Whatever the final forensics say, the episode reinforces a familiar truth: Armenian politics doesn’t stop at the border. Networks of influence, money, and impunity still run through Russia — and back into Armenia’s domestic dramas.
On paper, the external track looks promising. EU Enlargement Commissioner Marta Kos just wrapped a swing through Baku and Yerevan, blessing “normalisation,” pledging support for demining and connectivity in Azerbaijan, and announcing €202.5 million — the second tranche of a €270 million plan — to bolster Armenia’s reforms and socioeconomic resilience.
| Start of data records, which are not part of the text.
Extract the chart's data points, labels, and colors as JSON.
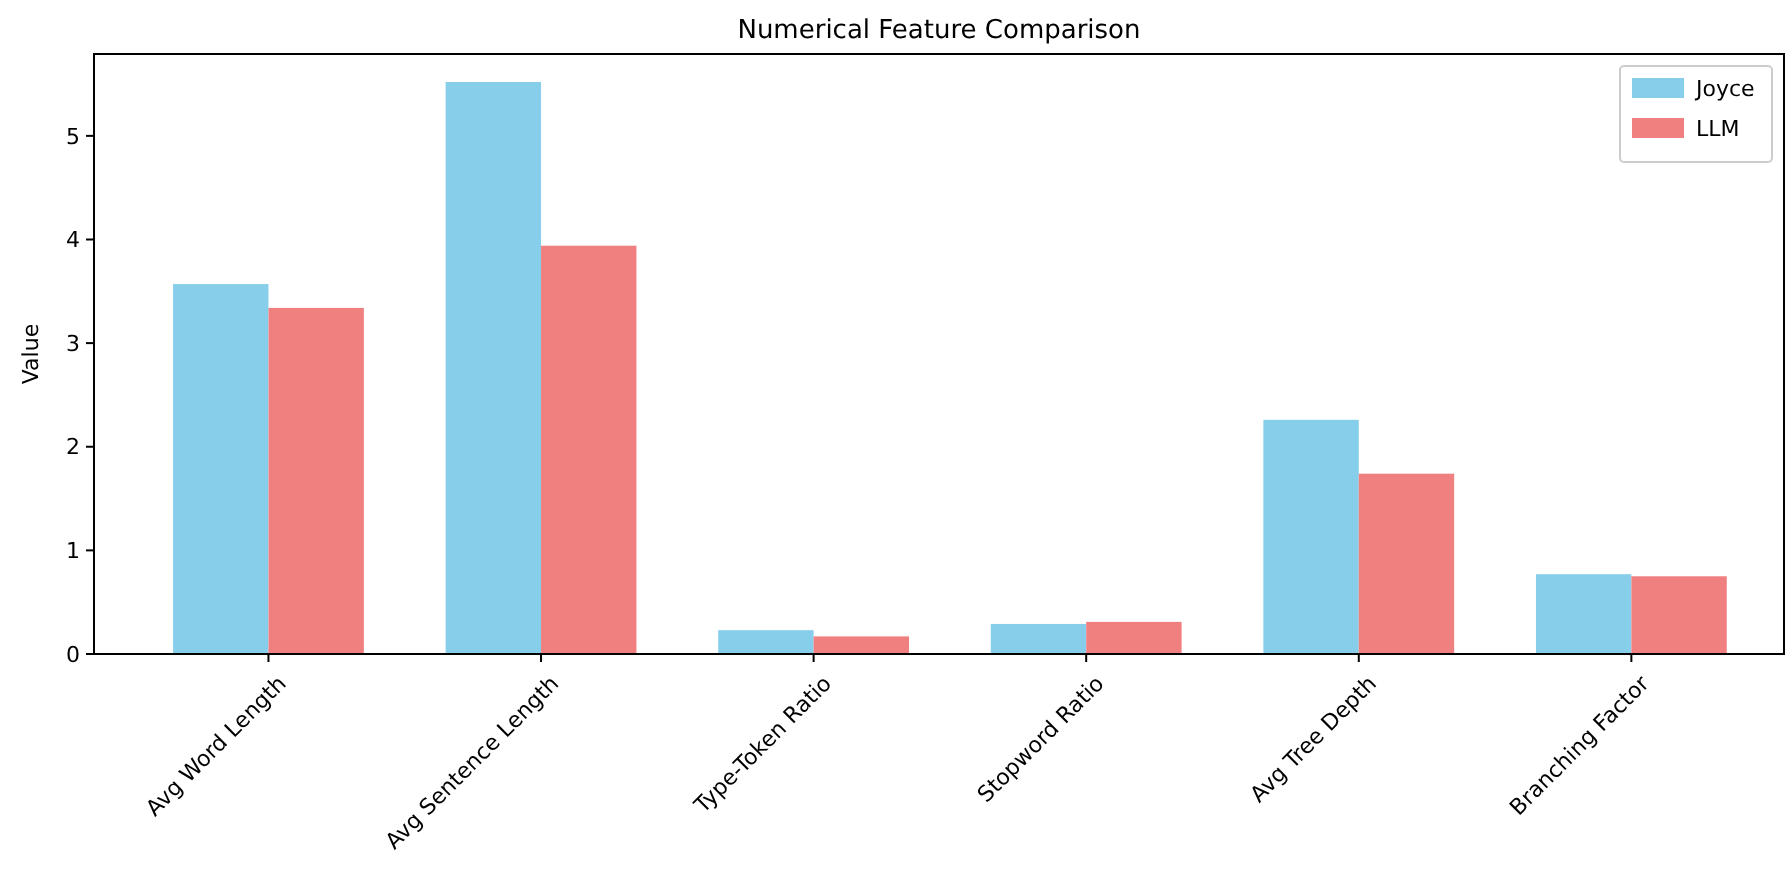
{
  "chart_data": {
    "type": "bar",
    "title": "Numerical Feature Comparison",
    "ylabel": "Value",
    "categories": [
      "Avg Word Length",
      "Avg Sentence Length",
      "Type-Token Ratio",
      "Stopword Ratio",
      "Avg Tree Depth",
      "Branching Factor"
    ],
    "series": [
      {
        "name": "Joyce",
        "color": "#87ceeb",
        "values": [
          3.57,
          5.52,
          0.23,
          0.29,
          2.26,
          0.77
        ]
      },
      {
        "name": "LLM",
        "color": "#f08080",
        "values": [
          3.34,
          3.94,
          0.17,
          0.31,
          1.74,
          0.75
        ]
      }
    ],
    "ylim": [
      0,
      5.79
    ],
    "yticks": [
      0,
      1,
      2,
      3,
      4,
      5
    ],
    "grid": false,
    "legend": "top right"
  }
}
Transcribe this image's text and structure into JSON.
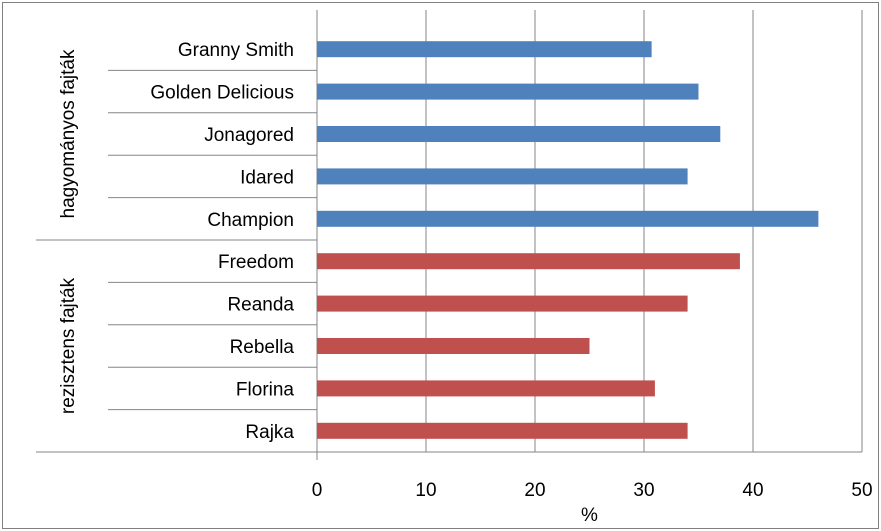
{
  "chart_data": {
    "type": "bar",
    "orientation": "horizontal",
    "xlabel": "%",
    "xlim": [
      0,
      50
    ],
    "xticks": [
      0,
      10,
      20,
      30,
      40,
      50
    ],
    "grid": "vertical major gridlines",
    "legend": "none",
    "groups": [
      {
        "name": "hagyományos fajták",
        "color": "#4f81bd",
        "categories": [
          "Granny Smith",
          "Golden Delicious",
          "Jonagored",
          "Idared",
          "Champion"
        ],
        "values": [
          30.7,
          35,
          37,
          34,
          46
        ]
      },
      {
        "name": "rezisztens  fajták",
        "color": "#c0504d",
        "categories": [
          "Freedom",
          "Reanda",
          "Rebella",
          "Florina",
          "Rajka"
        ],
        "values": [
          38.8,
          34,
          25,
          31,
          34
        ]
      }
    ]
  }
}
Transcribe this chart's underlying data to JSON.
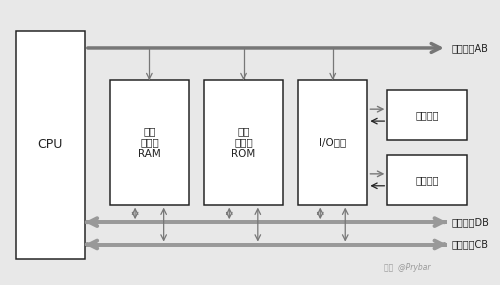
{
  "bg_color": "#e8e8e8",
  "box_facecolor": "white",
  "box_edge": "#333333",
  "black": "#222222",
  "gray": "#999999",
  "gray_dark": "#777777",
  "cpu_label": "CPU",
  "ram_label": "随机\n存储器\nRAM",
  "rom_label": "只读\n存储器\nROM",
  "io_label": "I/O接口",
  "input_label": "输入设备",
  "output_label": "输出设备",
  "addr_label": "地址总线AB",
  "data_label": "数据总线DB",
  "ctrl_label": "控制总线CB",
  "watermark": "知乎  @Prybar",
  "figsize": [
    5.0,
    2.85
  ],
  "dpi": 100
}
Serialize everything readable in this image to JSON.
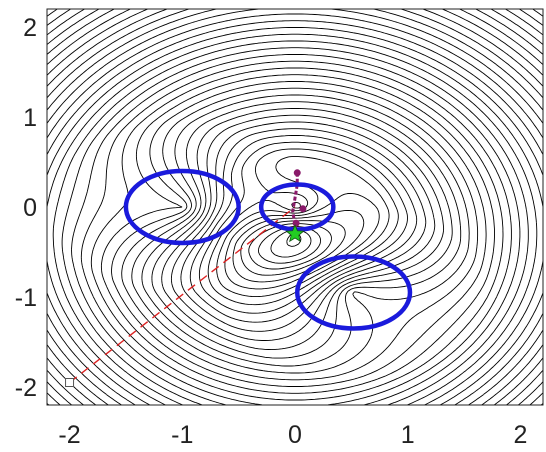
{
  "chart_data": {
    "type": "contour",
    "title": "",
    "xlabel": "",
    "ylabel": "",
    "xlim": [
      -2.2,
      2.2
    ],
    "ylim": [
      -2.2,
      2.2
    ],
    "x_ticks": [
      -2,
      -1,
      0,
      1,
      2
    ],
    "x_tick_labels": [
      "-2",
      "-1",
      "0",
      "1",
      "2"
    ],
    "y_ticks": [
      2,
      1,
      0,
      -1,
      -2
    ],
    "y_tick_labels": [
      "2",
      "1",
      "0",
      "-1",
      "-2"
    ],
    "grid": false,
    "contour_color": "#000000",
    "obstacles": [
      {
        "cx": -1.0,
        "cy": 0.0,
        "rx": 0.5,
        "ry": 0.4
      },
      {
        "cx": 0.02,
        "cy": 0.0,
        "rx": 0.32,
        "ry": 0.25
      },
      {
        "cx": 0.52,
        "cy": -0.95,
        "rx": 0.5,
        "ry": 0.4
      }
    ],
    "obstacle_color": "#1a1adc",
    "start": {
      "x": -2.0,
      "y": -1.95
    },
    "goal": {
      "x": 0.0,
      "y": -0.3
    },
    "goal_color": "#22cc22",
    "straight_path": {
      "color": "#dd2222",
      "points": [
        [
          -2.0,
          -1.95
        ],
        [
          0.0,
          0.0
        ]
      ]
    },
    "trajectory": {
      "color": "#8a1a6a",
      "points": [
        [
          0.02,
          0.38
        ],
        [
          0.02,
          0.25
        ],
        [
          0.0,
          0.1
        ],
        [
          -0.02,
          -0.05
        ],
        [
          0.0,
          -0.2
        ],
        [
          0.01,
          -0.3
        ]
      ],
      "markers": [
        [
          0.02,
          0.38
        ],
        [
          0.07,
          -0.02
        ],
        [
          0.01,
          -0.18
        ]
      ]
    }
  }
}
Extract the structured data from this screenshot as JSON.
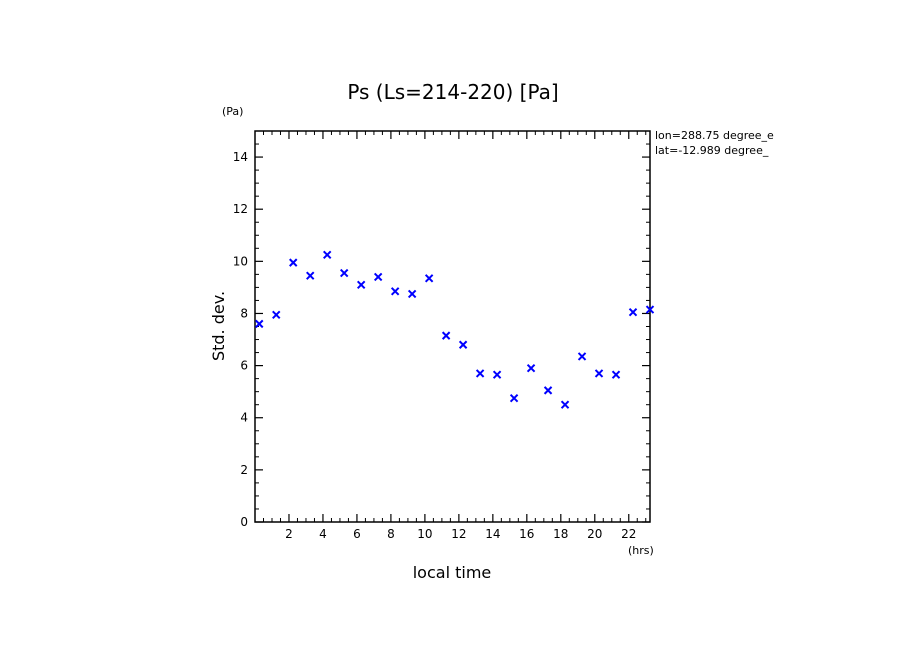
{
  "chart_data": {
    "type": "scatter",
    "title": "Ps (Ls=214-220) [Pa]",
    "xlabel": "local time",
    "ylabel": "Std. dev.",
    "x_unit": "(hrs)",
    "y_unit": "(Pa)",
    "info_lines": [
      "lon=288.75 degree_e",
      "lat=-12.989 degree_"
    ],
    "xlim": [
      0,
      23.25
    ],
    "ylim": [
      0,
      15
    ],
    "x_ticks": [
      2,
      4,
      6,
      8,
      10,
      12,
      14,
      16,
      18,
      20,
      22
    ],
    "y_ticks": [
      0,
      2,
      4,
      6,
      8,
      10,
      12,
      14
    ],
    "marker": "x",
    "marker_color": "#0000ff",
    "grid": false,
    "x": [
      0.25,
      1.25,
      2.25,
      3.25,
      4.25,
      5.25,
      6.25,
      7.25,
      8.25,
      9.25,
      10.25,
      11.25,
      12.25,
      13.25,
      14.25,
      15.25,
      16.25,
      17.25,
      18.25,
      19.25,
      20.25,
      21.25,
      22.25,
      23.25
    ],
    "y": [
      7.6,
      7.95,
      9.95,
      9.45,
      10.25,
      9.55,
      9.1,
      9.4,
      8.85,
      8.75,
      9.35,
      7.15,
      6.8,
      5.7,
      5.65,
      4.75,
      5.9,
      5.05,
      4.5,
      6.35,
      5.7,
      5.65,
      8.05,
      8.15
    ]
  }
}
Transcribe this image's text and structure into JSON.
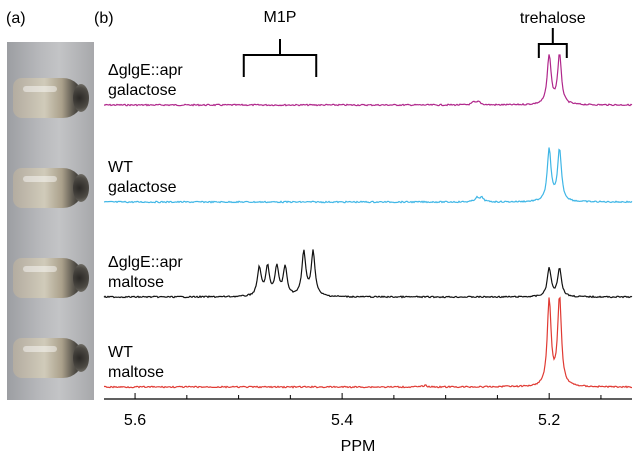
{
  "panels": {
    "a_label": "(a)",
    "b_label": "(b)"
  },
  "photo": {
    "vials": [
      "vial-1",
      "vial-2",
      "vial-3",
      "vial-4"
    ]
  },
  "chart_data": {
    "type": "line",
    "xlabel": "PPM",
    "xlim": [
      5.63,
      5.12
    ],
    "x_reversed": true,
    "x_ticks": [
      5.6,
      5.4,
      5.2
    ],
    "x_tick_labels": [
      "5.6",
      "5.4",
      "5.2"
    ],
    "annotations": [
      {
        "text": "M1P",
        "x_from": 5.495,
        "x_to": 5.425
      },
      {
        "text": "trehalose",
        "x_from": 5.21,
        "x_to": 5.183
      }
    ],
    "series": [
      {
        "label_lines": [
          "ΔglgE::apr",
          "galactose"
        ],
        "color": "#b0278b",
        "peaks": [
          {
            "ppm": 5.2,
            "height": 0.95
          },
          {
            "ppm": 5.19,
            "height": 0.95
          },
          {
            "ppm": 5.268,
            "height": 0.06
          },
          {
            "ppm": 5.273,
            "height": 0.05
          }
        ]
      },
      {
        "label_lines": [
          "WT",
          "galactose"
        ],
        "color": "#3fb6e6",
        "peaks": [
          {
            "ppm": 5.2,
            "height": 1.0
          },
          {
            "ppm": 5.19,
            "height": 1.0
          },
          {
            "ppm": 5.265,
            "height": 0.08
          },
          {
            "ppm": 5.27,
            "height": 0.08
          }
        ]
      },
      {
        "label_lines": [
          "ΔglgE::apr",
          "maltose"
        ],
        "color": "#111111",
        "peaks": [
          {
            "ppm": 5.48,
            "height": 0.55
          },
          {
            "ppm": 5.472,
            "height": 0.55
          },
          {
            "ppm": 5.463,
            "height": 0.55
          },
          {
            "ppm": 5.455,
            "height": 0.55
          },
          {
            "ppm": 5.437,
            "height": 0.85
          },
          {
            "ppm": 5.428,
            "height": 0.85
          },
          {
            "ppm": 5.2,
            "height": 0.55
          },
          {
            "ppm": 5.19,
            "height": 0.55
          }
        ]
      },
      {
        "label_lines": [
          "WT",
          "maltose"
        ],
        "color": "#e03a33",
        "peaks": [
          {
            "ppm": 5.2,
            "height": 1.65
          },
          {
            "ppm": 5.19,
            "height": 1.7
          },
          {
            "ppm": 5.32,
            "height": 0.03
          },
          {
            "ppm": 5.24,
            "height": 0.02
          }
        ]
      }
    ]
  }
}
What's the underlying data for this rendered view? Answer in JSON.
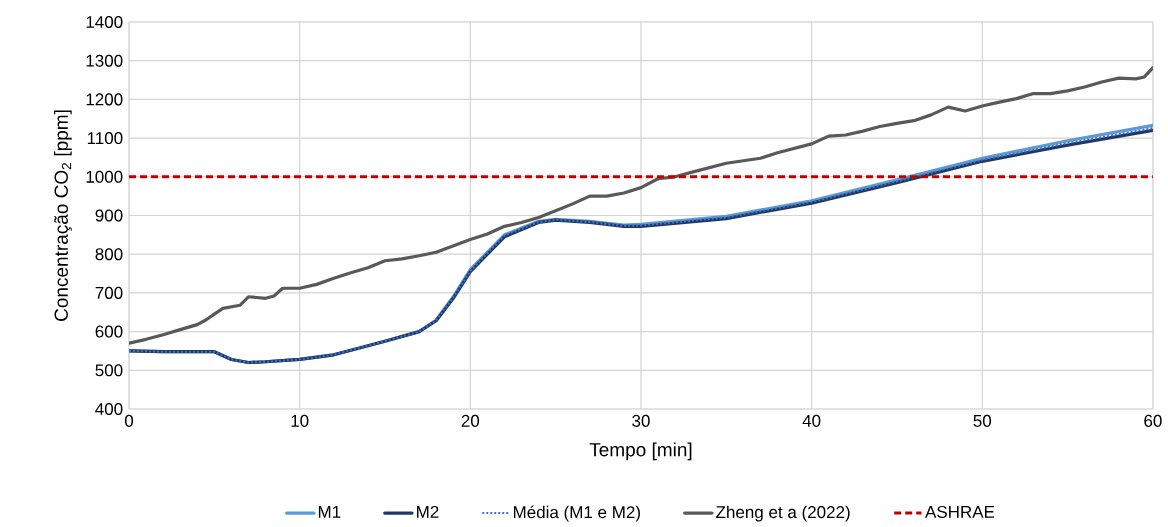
{
  "chart_data": {
    "type": "line",
    "xlabel": "Tempo [min]",
    "ylabel": "Concentração CO$_{2}$ [ppm]",
    "xlim": [
      0,
      60
    ],
    "xticks": [
      0,
      10,
      20,
      30,
      40,
      50,
      60
    ],
    "ylim": [
      400,
      1400
    ],
    "yticks": [
      400,
      500,
      600,
      700,
      800,
      900,
      1000,
      1100,
      1200,
      1300,
      1400
    ],
    "grid": true,
    "legend": "bottom",
    "marker": "none",
    "x": [
      0,
      2,
      4,
      5,
      6,
      7,
      8,
      10,
      12,
      15,
      17,
      18,
      19,
      20,
      22,
      24,
      25,
      27,
      29,
      30,
      35,
      40,
      45,
      50,
      55,
      60
    ],
    "series": [
      {
        "name": "M1",
        "color": "#5b9bd5",
        "line_style": "solid",
        "values": [
          550,
          548,
          548,
          548,
          528,
          520,
          522,
          528,
          540,
          575,
          600,
          630,
          690,
          760,
          850,
          885,
          890,
          885,
          875,
          877,
          898,
          938,
          992,
          1048,
          1093,
          1133
        ]
      },
      {
        "name": "M2",
        "color": "#203864",
        "line_style": "solid",
        "values": [
          550,
          548,
          548,
          548,
          528,
          520,
          522,
          528,
          540,
          575,
          600,
          628,
          686,
          755,
          845,
          882,
          888,
          882,
          872,
          872,
          892,
          932,
          985,
          1040,
          1082,
          1120
        ]
      },
      {
        "name": "Média (M1 e M2)",
        "color": "#4472c4",
        "line_style": "dotted",
        "values": [
          550,
          548,
          548,
          548,
          528,
          520,
          522,
          528,
          540,
          575,
          600,
          629,
          688,
          757,
          848,
          883,
          889,
          883,
          873,
          874,
          895,
          935,
          988,
          1044,
          1087,
          1126
        ]
      },
      {
        "name": "Zheng et a (2022)",
        "color": "#595959",
        "line_style": "solid",
        "x": [
          0,
          1,
          2,
          3,
          4,
          4.5,
          5,
          5.5,
          6.5,
          7,
          8,
          8.5,
          9,
          10,
          11,
          12,
          13,
          14,
          15,
          16,
          17,
          18,
          20,
          21,
          22,
          23,
          24,
          25,
          26,
          27,
          28,
          29,
          30,
          31,
          32,
          33,
          35,
          37,
          38,
          40,
          41,
          42,
          43,
          44,
          45,
          46,
          47,
          48,
          49,
          50,
          51,
          52,
          53,
          54,
          55,
          56,
          57,
          58,
          59,
          59.5,
          60
        ],
        "values": [
          570,
          580,
          592,
          605,
          618,
          630,
          645,
          660,
          668,
          690,
          686,
          692,
          712,
          712,
          722,
          738,
          752,
          765,
          783,
          788,
          796,
          805,
          838,
          852,
          872,
          882,
          895,
          912,
          930,
          950,
          950,
          958,
          972,
          995,
          1000,
          1012,
          1035,
          1048,
          1062,
          1085,
          1105,
          1108,
          1118,
          1130,
          1138,
          1145,
          1160,
          1180,
          1170,
          1183,
          1193,
          1202,
          1215,
          1215,
          1222,
          1232,
          1245,
          1255,
          1253,
          1258,
          1282
        ]
      },
      {
        "name": "ASHRAE",
        "color": "#c00000",
        "line_style": "dashed",
        "x": [
          0,
          60
        ],
        "values": [
          1000,
          1000
        ]
      }
    ]
  }
}
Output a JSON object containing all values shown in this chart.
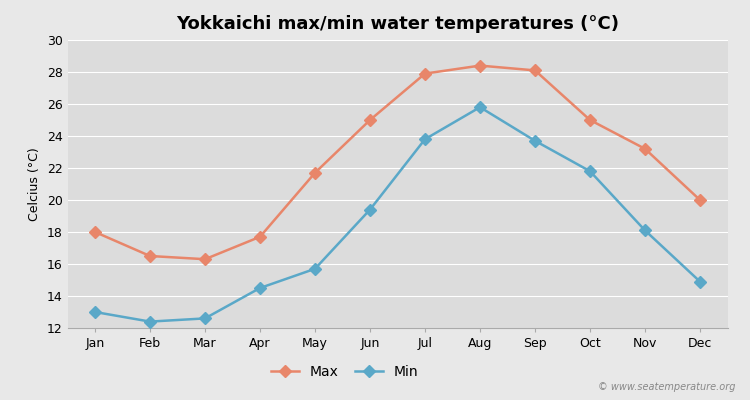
{
  "title": "Yokkaichi max/min water temperatures (°C)",
  "ylabel": "Celcius (°C)",
  "months": [
    "Jan",
    "Feb",
    "Mar",
    "Apr",
    "May",
    "Jun",
    "Jul",
    "Aug",
    "Sep",
    "Oct",
    "Nov",
    "Dec"
  ],
  "max_temps": [
    18.0,
    16.5,
    16.3,
    17.7,
    21.7,
    25.0,
    27.9,
    28.4,
    28.1,
    25.0,
    23.2,
    20.0
  ],
  "min_temps": [
    13.0,
    12.4,
    12.6,
    14.5,
    15.7,
    19.4,
    23.8,
    25.8,
    23.7,
    21.8,
    18.1,
    14.9
  ],
  "max_color": "#e8866a",
  "min_color": "#5aa8c8",
  "bg_color": "#e8e8e8",
  "plot_bg_color": "#dcdcdc",
  "ylim": [
    12,
    30
  ],
  "yticks": [
    12,
    14,
    16,
    18,
    20,
    22,
    24,
    26,
    28,
    30
  ],
  "grid_color": "#ffffff",
  "marker_size": 6,
  "line_width": 1.8,
  "watermark": "© www.seatemperature.org",
  "title_fontsize": 13,
  "axis_fontsize": 9,
  "legend_fontsize": 10
}
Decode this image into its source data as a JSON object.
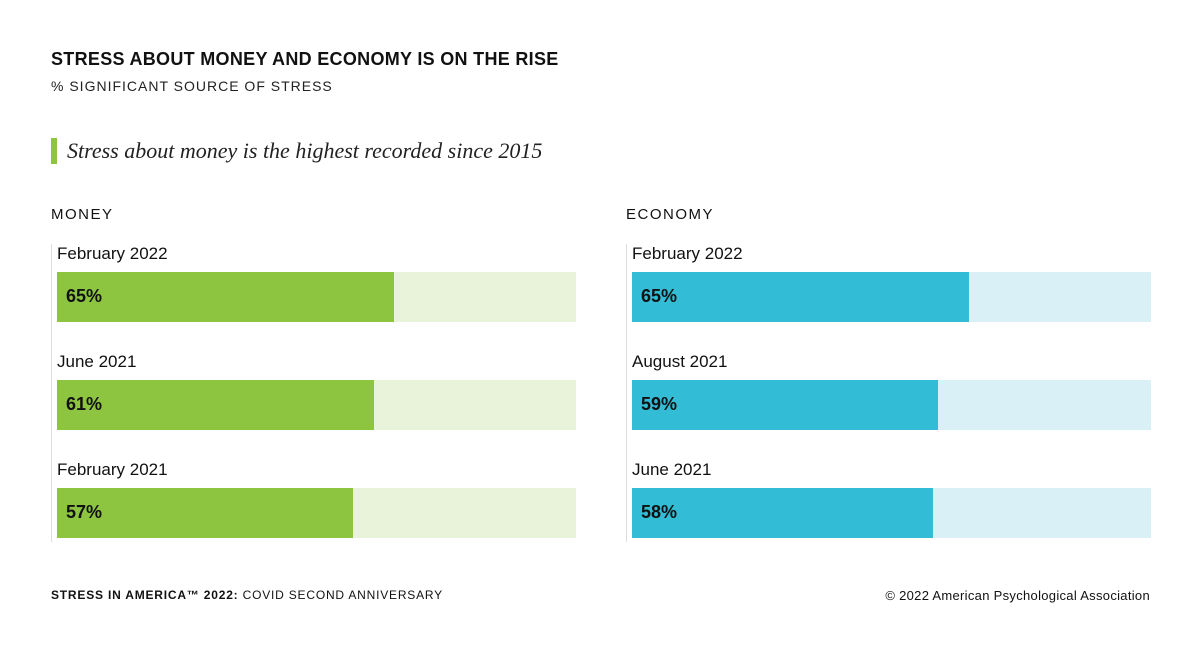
{
  "header": {
    "title": "STRESS ABOUT MONEY AND ECONOMY IS ON THE RISE",
    "subtitle": "% SIGNIFICANT SOURCE OF STRESS",
    "callout": "Stress about money is the highest recorded since 2015"
  },
  "colors": {
    "money_fill": "#8dc540",
    "money_track": "#e8f3da",
    "economy_fill": "#33bcd6",
    "economy_track": "#d9f1f6",
    "accent_bar": "#8dc540"
  },
  "chart_data": [
    {
      "type": "bar",
      "title": "MONEY",
      "categories": [
        "February 2022",
        "June 2021",
        "February 2021"
      ],
      "values": [
        65,
        61,
        57
      ],
      "labels": [
        "65%",
        "61%",
        "57%"
      ],
      "xlim": [
        0,
        100
      ]
    },
    {
      "type": "bar",
      "title": "ECONOMY",
      "categories": [
        "February 2022",
        "August 2021",
        "June 2021"
      ],
      "values": [
        65,
        59,
        58
      ],
      "labels": [
        "65%",
        "59%",
        "58%"
      ],
      "xlim": [
        0,
        100
      ]
    }
  ],
  "footer": {
    "source_bold": "STRESS IN AMERICA™ 2022:",
    "source_rest": " COVID SECOND ANNIVERSARY",
    "copyright": "© 2022 American Psychological Association"
  }
}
Brussels also wants to help shore up election integrity ahead of the 2026 vote.
That’s the peace dividend pitch: trade routes opened, infrastructure linked, reforms financed, stability reinforced. If Armenia and Azerbaijan can lock in a settlement — and if borders stay recognized and respected — investment is supposed to follow, and with it a calmer political climate.
Here’s the catch. Peace abroad usually requires consolidation at home: a government coherent enough to enforce deals, a security apparatus trusted enough to police spoilers, and a political opposition willing to fight with words, not weapons. Armenia has pieces of that puzzle — regular elections, an energized civil society, European money — but the edges keep fraying.
Pashinyan’s governing philosophy emphasizes democratic “legitimacy” and state control within internationally recognized borders. In theory, that can be a stabilizer. In practice, every violent incident that goes unsolved, every feud that turns fatal, and every spiraling online brawl undercuts the very legitimacy the government is banking on. If the peace process accelerates while trust in law enforcement stagnates, the state risks looking strong in treaties and weak on street corners.
Armenia’s leaders say they’re closing in on “final peace.” Maybe. But in Parakar, finality arrived as a spray of bullets. Unless the state can stop violence from arbitrating local power, even the best diplomacy will feel brittle. Peace that doesn’t touch the street isn’t peace yet.